個々に該当しなくても、全体概要は掴めるかもしれません。

さて、CMに話を戻すと、これだけの食品がスーパーなどで廃棄されている現状、さらに処分には当然エネルギーを使い、有害物質や二酸化炭素をその分排出してしまい、温暖化などの原因になると言及されております。

そのために、消費者はいったい何をしたらいいのか。

賞味期限や消費期限、直近のものからとっていきましょう、それこそが地球にスーパーいい行動というメッセージで締められる構成となっています。

ラジオではおそらくスーパーで働いているおじさんが牛乳・豆腐・魚肉加工品の廃棄量で伝えて、主婦の反応を経て、テレビCM後半の内容とつなげています。

内容としては、通常の量販店のCMの間に流してもそんなに違和感がなさそうだし、パッと見るだけでは前半部は少なくともその流れで見てしまうに違いない、ただ紛らわしくしないように、後半部で軌道修正して正常化しているというふうに見えました。

食品ロスの約10分の1の64万tほどが小売店から出されているそうで、少しでも減らすためにももちろん適切な需給バランスは取れるようにお店側も努力はするけど、消費者側も賞味期限や消費期限のそんなに無いものから選んでね、というメッセージだったけれど、それだけが解決できる手立てじゃないよね、とは感じました。

家庭に持ち帰ったときに、お腹に対して遥かにキャパオーバーになってしまう分量を自分のお腹の具合と相談せずに買い込んで結局捨てる羽目になってしまったり、平気で賞味期限をオーバーさせてしまったり、保存方法が悪くて、食べられなくなって廃棄せざるを得ない、こういったものも食品ロスの原因で、こっちのほうが分量の割合としては多いのかもしれない、必要な分を必要な分だけ購入する、お店側も試算に試算を重ねて、少しでも減らしていけるように努力する、そうしたものを組み込めればなおよかったんでしょうけれど、枠的に厳しいかな、でも対策の一つにはなるのかもね。

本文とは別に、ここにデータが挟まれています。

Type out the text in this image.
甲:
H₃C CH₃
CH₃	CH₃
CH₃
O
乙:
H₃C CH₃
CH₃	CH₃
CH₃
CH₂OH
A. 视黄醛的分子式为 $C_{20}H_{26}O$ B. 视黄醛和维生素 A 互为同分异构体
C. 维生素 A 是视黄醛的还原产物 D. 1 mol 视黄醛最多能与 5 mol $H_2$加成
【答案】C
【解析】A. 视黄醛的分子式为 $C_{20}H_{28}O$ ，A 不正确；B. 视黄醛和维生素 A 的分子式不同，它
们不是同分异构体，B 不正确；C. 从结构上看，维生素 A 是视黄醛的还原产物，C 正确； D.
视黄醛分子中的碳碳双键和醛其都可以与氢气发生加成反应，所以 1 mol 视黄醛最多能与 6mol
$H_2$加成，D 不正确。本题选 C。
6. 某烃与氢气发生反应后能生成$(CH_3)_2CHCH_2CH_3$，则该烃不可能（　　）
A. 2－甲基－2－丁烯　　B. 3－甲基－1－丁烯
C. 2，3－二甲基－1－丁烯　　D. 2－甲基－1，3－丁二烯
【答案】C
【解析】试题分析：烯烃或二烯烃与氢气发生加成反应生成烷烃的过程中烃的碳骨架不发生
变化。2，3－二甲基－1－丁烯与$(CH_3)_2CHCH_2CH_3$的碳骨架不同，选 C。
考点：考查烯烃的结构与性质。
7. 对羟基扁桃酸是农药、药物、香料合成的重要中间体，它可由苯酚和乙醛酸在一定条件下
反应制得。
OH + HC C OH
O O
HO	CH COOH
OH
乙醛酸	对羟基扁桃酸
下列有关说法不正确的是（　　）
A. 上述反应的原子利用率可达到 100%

40周年を迎えるまではサウンドロゴの不気味さも含め、内容も然り、怖さで固めていたけれど、東日本大震災を機に怖さで訴えてもだめなんだと悟ったのか、コンプライアンスの問題で、変に煽ったりヒステリーを起こさせてしまったりしては、ネット環境も充実し、個々の意見が反映されやすくなったいま、過剰な展開は反発を招くと考えているのかはわかりませんが、全体的にコミカルに、そして当たり障りのない映像・音声になっているというのを如実に感じるようになった、この傾向はこれからも変わらないのかもしれませんね。

トラウマになったり苦情が殺到したりというケースは少なくなるのかもしれないが、果たして公共広告の果たす意義にうまくマッチングしているのか、そして人々のこころにまで浸透しているのか、放映回数にもよるのかもしれませんが、そんなことも考えてしまう2021年度の全国キャンペーンでした。